Rainer Maria Rilke est sans doute le poète autrichien du XXe siècle le plus universellement reconnu, et il a entretenu avec le Valais un lien profond et documenté que je ne me lasse pas de raconter à mes visiteurs. Né le 4 décembre 1875 à Prague (alors ville de l’Empire austro-hongrois), il passe les cinq dernières années de sa vie dans notre région, au château de Muzot, à Veyras, près de Sierre.

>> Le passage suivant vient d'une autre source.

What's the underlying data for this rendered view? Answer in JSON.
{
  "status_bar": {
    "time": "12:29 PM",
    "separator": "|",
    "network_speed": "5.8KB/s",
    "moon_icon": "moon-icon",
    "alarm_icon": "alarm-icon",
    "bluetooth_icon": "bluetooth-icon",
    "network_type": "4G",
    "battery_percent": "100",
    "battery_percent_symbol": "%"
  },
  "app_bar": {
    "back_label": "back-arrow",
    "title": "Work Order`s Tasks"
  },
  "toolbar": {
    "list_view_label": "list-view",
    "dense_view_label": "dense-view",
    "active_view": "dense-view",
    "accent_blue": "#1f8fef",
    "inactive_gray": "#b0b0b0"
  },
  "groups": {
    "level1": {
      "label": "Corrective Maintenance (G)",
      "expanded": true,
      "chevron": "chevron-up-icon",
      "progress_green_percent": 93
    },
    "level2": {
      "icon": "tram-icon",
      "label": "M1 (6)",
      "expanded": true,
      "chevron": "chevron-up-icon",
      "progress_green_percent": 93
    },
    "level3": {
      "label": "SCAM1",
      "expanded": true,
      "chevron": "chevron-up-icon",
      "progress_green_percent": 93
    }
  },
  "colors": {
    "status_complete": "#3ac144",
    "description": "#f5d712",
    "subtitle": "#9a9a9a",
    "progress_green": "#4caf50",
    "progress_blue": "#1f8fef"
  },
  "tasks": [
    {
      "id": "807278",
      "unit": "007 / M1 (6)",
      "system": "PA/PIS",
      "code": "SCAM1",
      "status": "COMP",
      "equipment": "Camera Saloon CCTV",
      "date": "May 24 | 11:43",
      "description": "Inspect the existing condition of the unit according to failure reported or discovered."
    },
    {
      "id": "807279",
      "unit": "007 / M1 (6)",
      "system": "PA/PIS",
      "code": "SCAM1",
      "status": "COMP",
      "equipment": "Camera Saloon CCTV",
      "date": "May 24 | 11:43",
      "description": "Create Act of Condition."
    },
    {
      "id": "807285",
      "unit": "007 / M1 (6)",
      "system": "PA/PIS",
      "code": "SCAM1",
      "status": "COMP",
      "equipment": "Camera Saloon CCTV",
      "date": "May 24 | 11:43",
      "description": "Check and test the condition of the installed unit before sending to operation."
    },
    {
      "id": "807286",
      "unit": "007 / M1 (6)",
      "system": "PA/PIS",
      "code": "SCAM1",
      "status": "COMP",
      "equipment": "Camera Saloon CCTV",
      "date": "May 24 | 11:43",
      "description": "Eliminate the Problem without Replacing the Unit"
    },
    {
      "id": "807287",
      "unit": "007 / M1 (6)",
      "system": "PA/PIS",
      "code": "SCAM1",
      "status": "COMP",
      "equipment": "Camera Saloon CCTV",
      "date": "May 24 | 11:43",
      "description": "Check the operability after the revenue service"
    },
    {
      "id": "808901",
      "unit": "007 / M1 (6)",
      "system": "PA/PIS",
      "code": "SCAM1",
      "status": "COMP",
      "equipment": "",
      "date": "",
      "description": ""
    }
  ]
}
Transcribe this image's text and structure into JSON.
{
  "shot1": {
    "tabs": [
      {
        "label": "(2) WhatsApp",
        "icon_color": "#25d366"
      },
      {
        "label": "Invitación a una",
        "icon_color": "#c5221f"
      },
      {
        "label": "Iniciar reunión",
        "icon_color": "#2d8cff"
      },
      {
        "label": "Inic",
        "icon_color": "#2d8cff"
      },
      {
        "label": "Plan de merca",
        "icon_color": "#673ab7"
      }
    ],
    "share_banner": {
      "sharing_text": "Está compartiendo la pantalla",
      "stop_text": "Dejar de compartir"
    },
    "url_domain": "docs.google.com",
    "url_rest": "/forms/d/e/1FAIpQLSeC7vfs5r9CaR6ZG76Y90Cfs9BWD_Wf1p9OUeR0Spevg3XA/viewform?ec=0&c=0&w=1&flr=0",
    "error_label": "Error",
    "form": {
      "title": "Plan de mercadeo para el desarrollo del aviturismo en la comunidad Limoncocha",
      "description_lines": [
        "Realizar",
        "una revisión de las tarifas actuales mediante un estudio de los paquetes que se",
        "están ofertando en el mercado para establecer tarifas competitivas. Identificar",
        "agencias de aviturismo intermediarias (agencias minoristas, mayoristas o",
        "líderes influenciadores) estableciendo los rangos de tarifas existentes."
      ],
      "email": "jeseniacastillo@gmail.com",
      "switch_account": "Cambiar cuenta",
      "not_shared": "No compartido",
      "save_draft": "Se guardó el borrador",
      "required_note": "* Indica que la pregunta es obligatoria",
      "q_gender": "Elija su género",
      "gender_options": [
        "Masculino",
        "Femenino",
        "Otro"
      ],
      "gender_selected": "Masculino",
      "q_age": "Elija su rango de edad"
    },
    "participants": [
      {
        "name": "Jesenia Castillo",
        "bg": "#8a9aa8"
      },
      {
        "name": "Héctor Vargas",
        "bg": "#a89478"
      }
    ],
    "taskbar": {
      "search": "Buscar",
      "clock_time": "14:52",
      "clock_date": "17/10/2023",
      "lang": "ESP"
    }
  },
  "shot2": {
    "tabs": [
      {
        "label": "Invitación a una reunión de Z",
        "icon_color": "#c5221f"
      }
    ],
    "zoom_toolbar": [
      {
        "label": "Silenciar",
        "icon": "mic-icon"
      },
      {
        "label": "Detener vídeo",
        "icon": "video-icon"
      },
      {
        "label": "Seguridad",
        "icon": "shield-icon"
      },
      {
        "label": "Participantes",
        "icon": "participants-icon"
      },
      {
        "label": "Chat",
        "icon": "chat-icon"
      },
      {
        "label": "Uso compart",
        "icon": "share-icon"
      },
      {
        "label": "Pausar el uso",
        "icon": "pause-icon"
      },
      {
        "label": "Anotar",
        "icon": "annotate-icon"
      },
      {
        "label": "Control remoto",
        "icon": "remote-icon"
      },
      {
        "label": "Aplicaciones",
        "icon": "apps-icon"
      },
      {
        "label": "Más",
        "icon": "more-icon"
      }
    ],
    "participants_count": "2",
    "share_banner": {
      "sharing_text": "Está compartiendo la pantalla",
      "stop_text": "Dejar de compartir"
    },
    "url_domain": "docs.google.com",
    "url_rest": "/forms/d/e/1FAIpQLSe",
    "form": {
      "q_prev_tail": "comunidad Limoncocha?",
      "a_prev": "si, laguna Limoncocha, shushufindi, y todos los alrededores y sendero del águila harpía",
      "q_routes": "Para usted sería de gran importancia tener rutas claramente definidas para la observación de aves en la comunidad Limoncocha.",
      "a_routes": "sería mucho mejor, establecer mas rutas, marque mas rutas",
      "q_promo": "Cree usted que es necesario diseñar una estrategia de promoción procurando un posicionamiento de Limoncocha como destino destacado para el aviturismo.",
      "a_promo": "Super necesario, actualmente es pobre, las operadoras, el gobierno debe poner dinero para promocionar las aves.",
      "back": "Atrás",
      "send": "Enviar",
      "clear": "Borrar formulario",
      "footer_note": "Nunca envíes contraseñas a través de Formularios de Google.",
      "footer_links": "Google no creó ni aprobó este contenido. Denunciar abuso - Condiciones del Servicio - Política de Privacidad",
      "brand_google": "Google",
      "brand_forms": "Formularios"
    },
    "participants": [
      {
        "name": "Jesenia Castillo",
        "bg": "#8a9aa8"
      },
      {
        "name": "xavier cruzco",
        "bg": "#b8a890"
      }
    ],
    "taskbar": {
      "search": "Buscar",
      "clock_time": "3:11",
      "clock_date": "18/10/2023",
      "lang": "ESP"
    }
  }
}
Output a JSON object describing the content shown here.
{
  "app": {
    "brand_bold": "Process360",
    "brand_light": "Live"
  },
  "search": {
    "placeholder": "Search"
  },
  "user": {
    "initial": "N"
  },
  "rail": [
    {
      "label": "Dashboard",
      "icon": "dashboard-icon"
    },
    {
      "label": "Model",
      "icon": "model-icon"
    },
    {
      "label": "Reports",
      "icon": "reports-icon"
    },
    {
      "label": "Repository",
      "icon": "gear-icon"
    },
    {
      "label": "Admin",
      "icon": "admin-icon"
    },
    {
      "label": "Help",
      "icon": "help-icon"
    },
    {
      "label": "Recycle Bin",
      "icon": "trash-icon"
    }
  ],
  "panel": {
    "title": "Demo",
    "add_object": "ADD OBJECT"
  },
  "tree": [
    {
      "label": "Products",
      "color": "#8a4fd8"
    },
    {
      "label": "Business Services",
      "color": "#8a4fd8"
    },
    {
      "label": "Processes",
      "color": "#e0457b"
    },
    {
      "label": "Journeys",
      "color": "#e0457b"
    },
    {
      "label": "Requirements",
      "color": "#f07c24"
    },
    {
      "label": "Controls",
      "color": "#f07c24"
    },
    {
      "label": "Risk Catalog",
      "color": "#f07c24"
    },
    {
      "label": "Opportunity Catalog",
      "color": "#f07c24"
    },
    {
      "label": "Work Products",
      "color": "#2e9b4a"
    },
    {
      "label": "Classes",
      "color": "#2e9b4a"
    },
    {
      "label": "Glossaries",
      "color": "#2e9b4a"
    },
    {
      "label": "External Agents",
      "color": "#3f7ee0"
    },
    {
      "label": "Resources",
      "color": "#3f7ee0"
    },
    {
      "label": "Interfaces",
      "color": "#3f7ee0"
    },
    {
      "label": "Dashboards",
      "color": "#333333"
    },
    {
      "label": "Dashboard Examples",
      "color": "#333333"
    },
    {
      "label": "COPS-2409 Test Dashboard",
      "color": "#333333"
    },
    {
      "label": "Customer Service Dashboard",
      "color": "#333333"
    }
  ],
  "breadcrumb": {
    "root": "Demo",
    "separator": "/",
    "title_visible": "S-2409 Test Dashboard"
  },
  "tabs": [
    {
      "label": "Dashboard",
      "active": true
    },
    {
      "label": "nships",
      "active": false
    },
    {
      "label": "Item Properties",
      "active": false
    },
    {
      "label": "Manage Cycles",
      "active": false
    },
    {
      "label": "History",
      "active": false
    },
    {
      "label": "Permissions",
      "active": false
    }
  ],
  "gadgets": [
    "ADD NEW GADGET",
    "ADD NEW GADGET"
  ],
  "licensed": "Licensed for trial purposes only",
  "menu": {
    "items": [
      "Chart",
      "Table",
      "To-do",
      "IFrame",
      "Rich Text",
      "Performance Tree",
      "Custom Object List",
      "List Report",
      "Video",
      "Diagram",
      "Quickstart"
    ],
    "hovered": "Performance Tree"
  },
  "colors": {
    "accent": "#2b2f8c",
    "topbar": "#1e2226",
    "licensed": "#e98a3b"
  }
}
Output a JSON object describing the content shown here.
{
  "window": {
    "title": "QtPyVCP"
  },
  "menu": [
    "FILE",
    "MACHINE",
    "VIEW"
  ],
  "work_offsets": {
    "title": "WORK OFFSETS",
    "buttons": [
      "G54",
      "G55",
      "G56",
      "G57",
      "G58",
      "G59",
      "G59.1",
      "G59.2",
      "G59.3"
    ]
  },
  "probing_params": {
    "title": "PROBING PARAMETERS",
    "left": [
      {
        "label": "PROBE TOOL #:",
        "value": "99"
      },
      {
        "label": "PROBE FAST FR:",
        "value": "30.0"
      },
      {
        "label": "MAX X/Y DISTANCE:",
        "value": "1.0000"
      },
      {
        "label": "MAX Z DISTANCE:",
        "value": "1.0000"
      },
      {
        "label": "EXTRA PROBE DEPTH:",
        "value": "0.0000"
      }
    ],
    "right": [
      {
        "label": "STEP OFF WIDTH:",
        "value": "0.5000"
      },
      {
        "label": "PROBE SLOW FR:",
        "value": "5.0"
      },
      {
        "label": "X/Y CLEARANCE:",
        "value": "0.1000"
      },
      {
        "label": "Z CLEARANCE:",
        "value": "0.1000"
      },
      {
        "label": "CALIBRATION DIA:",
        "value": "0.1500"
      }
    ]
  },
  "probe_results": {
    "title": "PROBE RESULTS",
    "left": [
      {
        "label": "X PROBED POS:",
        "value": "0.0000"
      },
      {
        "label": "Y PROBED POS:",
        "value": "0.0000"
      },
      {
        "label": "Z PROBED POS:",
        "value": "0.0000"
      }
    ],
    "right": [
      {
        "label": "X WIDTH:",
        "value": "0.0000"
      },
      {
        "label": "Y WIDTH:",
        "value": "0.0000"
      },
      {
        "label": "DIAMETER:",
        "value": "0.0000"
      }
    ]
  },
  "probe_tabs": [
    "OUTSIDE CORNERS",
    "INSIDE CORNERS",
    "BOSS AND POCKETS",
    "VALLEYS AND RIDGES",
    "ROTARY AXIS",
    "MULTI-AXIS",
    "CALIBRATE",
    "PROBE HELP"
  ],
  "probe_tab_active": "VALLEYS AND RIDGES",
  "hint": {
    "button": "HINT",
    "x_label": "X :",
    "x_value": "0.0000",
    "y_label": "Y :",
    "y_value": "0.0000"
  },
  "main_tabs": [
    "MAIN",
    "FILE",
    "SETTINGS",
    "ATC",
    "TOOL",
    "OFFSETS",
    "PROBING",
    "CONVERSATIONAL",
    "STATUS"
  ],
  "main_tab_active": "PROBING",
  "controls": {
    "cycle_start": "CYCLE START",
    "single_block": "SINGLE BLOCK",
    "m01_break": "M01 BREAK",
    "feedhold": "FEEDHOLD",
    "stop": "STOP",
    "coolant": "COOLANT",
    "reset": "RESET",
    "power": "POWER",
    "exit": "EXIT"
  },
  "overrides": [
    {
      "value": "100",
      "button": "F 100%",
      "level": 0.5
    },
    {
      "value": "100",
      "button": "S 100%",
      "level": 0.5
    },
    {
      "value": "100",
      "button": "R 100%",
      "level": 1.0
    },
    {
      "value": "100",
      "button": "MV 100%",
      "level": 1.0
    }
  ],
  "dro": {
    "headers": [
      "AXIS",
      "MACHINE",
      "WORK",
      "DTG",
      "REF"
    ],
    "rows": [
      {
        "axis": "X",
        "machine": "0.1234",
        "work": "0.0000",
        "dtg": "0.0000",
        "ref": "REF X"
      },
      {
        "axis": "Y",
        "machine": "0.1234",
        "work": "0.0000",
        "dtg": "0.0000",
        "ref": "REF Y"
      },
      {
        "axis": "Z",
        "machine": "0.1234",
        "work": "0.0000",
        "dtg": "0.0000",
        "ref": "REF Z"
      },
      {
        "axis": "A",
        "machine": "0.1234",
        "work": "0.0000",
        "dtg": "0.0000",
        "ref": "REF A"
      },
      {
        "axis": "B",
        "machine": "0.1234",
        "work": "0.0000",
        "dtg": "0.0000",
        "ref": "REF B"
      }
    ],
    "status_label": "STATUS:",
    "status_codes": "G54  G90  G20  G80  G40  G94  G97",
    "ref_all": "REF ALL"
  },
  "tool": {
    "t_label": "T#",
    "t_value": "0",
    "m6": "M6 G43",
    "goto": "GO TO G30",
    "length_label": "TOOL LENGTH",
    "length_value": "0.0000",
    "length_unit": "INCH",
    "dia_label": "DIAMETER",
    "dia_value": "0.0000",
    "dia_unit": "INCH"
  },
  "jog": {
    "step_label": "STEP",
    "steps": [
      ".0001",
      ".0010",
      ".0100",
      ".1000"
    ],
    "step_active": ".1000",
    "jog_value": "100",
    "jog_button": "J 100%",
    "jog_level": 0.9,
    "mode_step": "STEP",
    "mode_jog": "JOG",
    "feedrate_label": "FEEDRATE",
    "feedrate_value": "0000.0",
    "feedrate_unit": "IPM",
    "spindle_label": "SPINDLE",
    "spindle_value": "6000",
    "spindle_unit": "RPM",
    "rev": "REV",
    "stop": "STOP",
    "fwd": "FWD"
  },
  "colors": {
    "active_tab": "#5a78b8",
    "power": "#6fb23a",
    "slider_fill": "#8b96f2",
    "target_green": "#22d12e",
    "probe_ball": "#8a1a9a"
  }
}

Muzot : le château où naquirent les Élégies de Duino
En juillet 1921, grâce à la générosité de Werner Reinhart, mécène suisse qui lui loue puis lui offre la jouissance du château, Rilke s’installe dans cette tour médiévale surplombant les vignes valaisannes. Ce qu’il accomplit là est vertigineux : en février 1922, en l’espace de quelques semaines d’une fièvre créatrice exceptionnelle, il achève les Élégies de Duino — commencées dix ans plus tôt au château de Duino, en Italie — et rédige simultanément les Sonnets à Orphée, un cycle de cinquante-cinq poèmes.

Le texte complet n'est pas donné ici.